I was thinking that one larger shaft with multiple stacked rotors could be effective also, but it seems like the kind of thing where one team had some success with an idea and everyone else sort of followed suite. Interesting how design often has to become iterative in an inbred sort of way for any real progress to be made. It has to be so edited in order to control it, that there is sometimes no way out of that particular thought stream.I'm sure the 4-rotor setup is optimal since both groups used it.
What an enjoyable read and a fantastic video. I love the enthusiasm of the participants and the passion of the engineers involved, "it's not a problem, it's a challenge". -They'll get there.
Yeah I don't think I have the willpower to work for years for inches. But one thing I find funny is that if this were achieved and was viable and easy, it would not have any place as a transportation device. Sure it sounds like a great idea until you take into account that thousands of people would be piloting them, the jetpack also has the same problems.

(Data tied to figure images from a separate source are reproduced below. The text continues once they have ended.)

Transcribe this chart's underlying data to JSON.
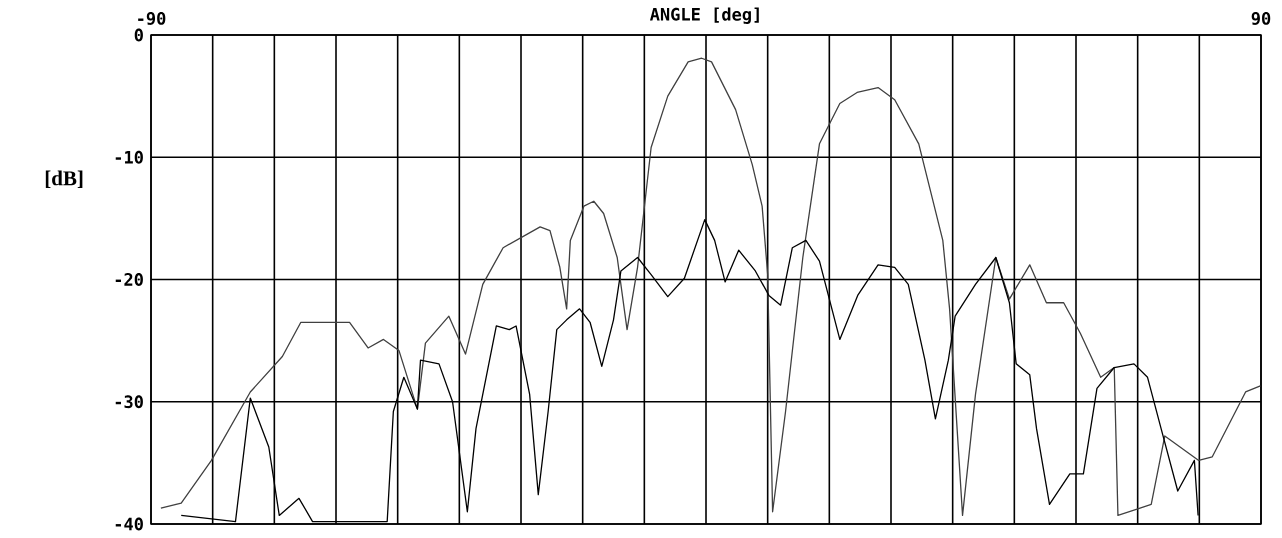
{
  "chart_data": {
    "type": "line",
    "xlabel": "ANGLE [deg]",
    "ylabel": "[dB]",
    "xlim": [
      -90,
      90
    ],
    "ylim": [
      -40,
      0
    ],
    "xticks": [
      -90,
      {
        "value": -80,
        "label": null
      },
      {
        "value": -70,
        "label": null
      },
      {
        "value": -60,
        "label": null
      },
      {
        "value": -50,
        "label": null
      },
      {
        "value": -40,
        "label": null
      },
      {
        "value": -30,
        "label": null
      },
      {
        "value": -20,
        "label": null
      },
      {
        "value": -10,
        "label": null
      },
      {
        "value": 0,
        "label": null
      },
      {
        "value": 10,
        "label": null
      },
      {
        "value": 20,
        "label": null
      },
      {
        "value": 30,
        "label": null
      },
      {
        "value": 40,
        "label": null
      },
      {
        "value": 50,
        "label": null
      },
      {
        "value": 60,
        "label": null
      },
      {
        "value": 70,
        "label": null
      },
      {
        "value": 80,
        "label": null
      },
      90
    ],
    "yticks": [
      0,
      -10,
      -20,
      -30,
      -40
    ],
    "grid": true,
    "marker": "none",
    "line_style": "solid",
    "series": [
      {
        "color": "#404040",
        "x": [
          -88.4,
          -85.1,
          -80.2,
          -73.9,
          -68.7,
          -65.7,
          -57.8,
          -54.8,
          -52.3,
          -49.8,
          -46.8,
          -45.5,
          -41.7,
          -39.0,
          -36.2,
          -32.9,
          -26.9,
          -25.3,
          -23.7,
          -22.6,
          -22.0,
          -19.8,
          -18.2,
          -16.6,
          -14.4,
          -12.8,
          -11.1,
          -8.9,
          -6.2,
          -2.9,
          -0.7,
          0.9,
          4.8,
          7.5,
          9.1,
          10.0,
          10.8,
          12.9,
          15.7,
          18.4,
          21.7,
          24.5,
          27.9,
          30.6,
          34.5,
          38.4,
          39.5,
          41.6,
          43.7,
          47.0,
          49.2,
          52.5,
          55.2,
          58.0,
          60.7,
          64.0,
          66.2,
          66.8,
          72.2,
          74.4,
          79.9,
          82.1,
          87.5,
          89.9
        ],
        "values": [
          -38.7,
          -38.3,
          -34.8,
          -29.2,
          -26.3,
          -23.5,
          -23.5,
          -25.6,
          -24.9,
          -25.8,
          -30.6,
          -25.2,
          -23.0,
          -26.1,
          -20.4,
          -17.4,
          -15.7,
          -16.0,
          -19.0,
          -22.4,
          -16.8,
          -14.0,
          -13.6,
          -14.6,
          -18.2,
          -24.1,
          -19.0,
          -9.2,
          -5.0,
          -2.2,
          -1.9,
          -2.2,
          -6.1,
          -10.6,
          -14.0,
          -19.6,
          -39.0,
          -30.8,
          -18.2,
          -8.9,
          -5.6,
          -4.7,
          -4.3,
          -5.3,
          -8.9,
          -16.8,
          -22.4,
          -39.3,
          -29.4,
          -18.2,
          -21.6,
          -18.8,
          -21.9,
          -21.9,
          -24.4,
          -28.0,
          -27.2,
          -39.3,
          -38.4,
          -32.8,
          -34.8,
          -34.5,
          -29.2,
          -28.7
        ]
      },
      {
        "color": "#000000",
        "x": [
          -85.1,
          -76.3,
          -73.9,
          -70.9,
          -69.2,
          -66.0,
          -63.8,
          -51.7,
          -50.7,
          -49.0,
          -46.8,
          -46.3,
          -43.3,
          -41.1,
          -38.7,
          -37.3,
          -34.0,
          -31.9,
          -30.8,
          -28.6,
          -27.2,
          -25.6,
          -24.2,
          -22.6,
          -20.5,
          -18.8,
          -16.9,
          -15.0,
          -13.8,
          -11.1,
          -8.9,
          -6.2,
          -3.5,
          -0.2,
          1.4,
          3.1,
          5.3,
          8.0,
          10.2,
          12.1,
          14.0,
          16.2,
          18.4,
          21.7,
          24.6,
          27.9,
          30.6,
          32.8,
          35.5,
          37.2,
          39.3,
          40.4,
          43.7,
          47.0,
          49.2,
          50.3,
          52.5,
          53.6,
          55.7,
          59.0,
          61.2,
          63.4,
          66.2,
          69.4,
          71.6,
          73.8,
          76.5,
          79.2,
          79.8
        ],
        "values": [
          -39.3,
          -39.8,
          -29.7,
          -33.7,
          -39.3,
          -37.9,
          -39.8,
          -39.8,
          -30.8,
          -28.0,
          -30.6,
          -26.6,
          -26.9,
          -30.0,
          -39.0,
          -32.2,
          -23.8,
          -24.1,
          -23.8,
          -29.4,
          -37.6,
          -30.8,
          -24.1,
          -23.3,
          -22.4,
          -23.5,
          -27.1,
          -23.3,
          -19.3,
          -18.2,
          -19.6,
          -21.4,
          -19.9,
          -15.1,
          -16.8,
          -20.2,
          -17.6,
          -19.3,
          -21.3,
          -22.1,
          -17.4,
          -16.8,
          -18.5,
          -24.9,
          -21.3,
          -18.8,
          -19.0,
          -20.4,
          -26.6,
          -31.4,
          -26.6,
          -23.0,
          -20.4,
          -18.2,
          -21.9,
          -26.9,
          -27.8,
          -32.2,
          -38.4,
          -35.9,
          -35.9,
          -28.9,
          -27.2,
          -26.9,
          -28.0,
          -32.2,
          -37.3,
          -34.8,
          -39.3
        ]
      }
    ]
  }
}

I think it's obviously not about viability but about the engineering challenge. That said, it may lead to technology and designs that are viable in other ways, right? I feel like challenging yourself to do something new and unprecedented is almost always valuable to one degree or another.
Yeah I know its not being done because of viability, it's for the very sake of saying it can be done( also the prize money isn't bad either). But it could be a major step for ultra-light aircraft. NASA has flown a solar powered ultra-light for 2 weeks straight, this opens up a whole worlds of possibility, literally, Ultra-light aircraft could be used to survey the gas giants.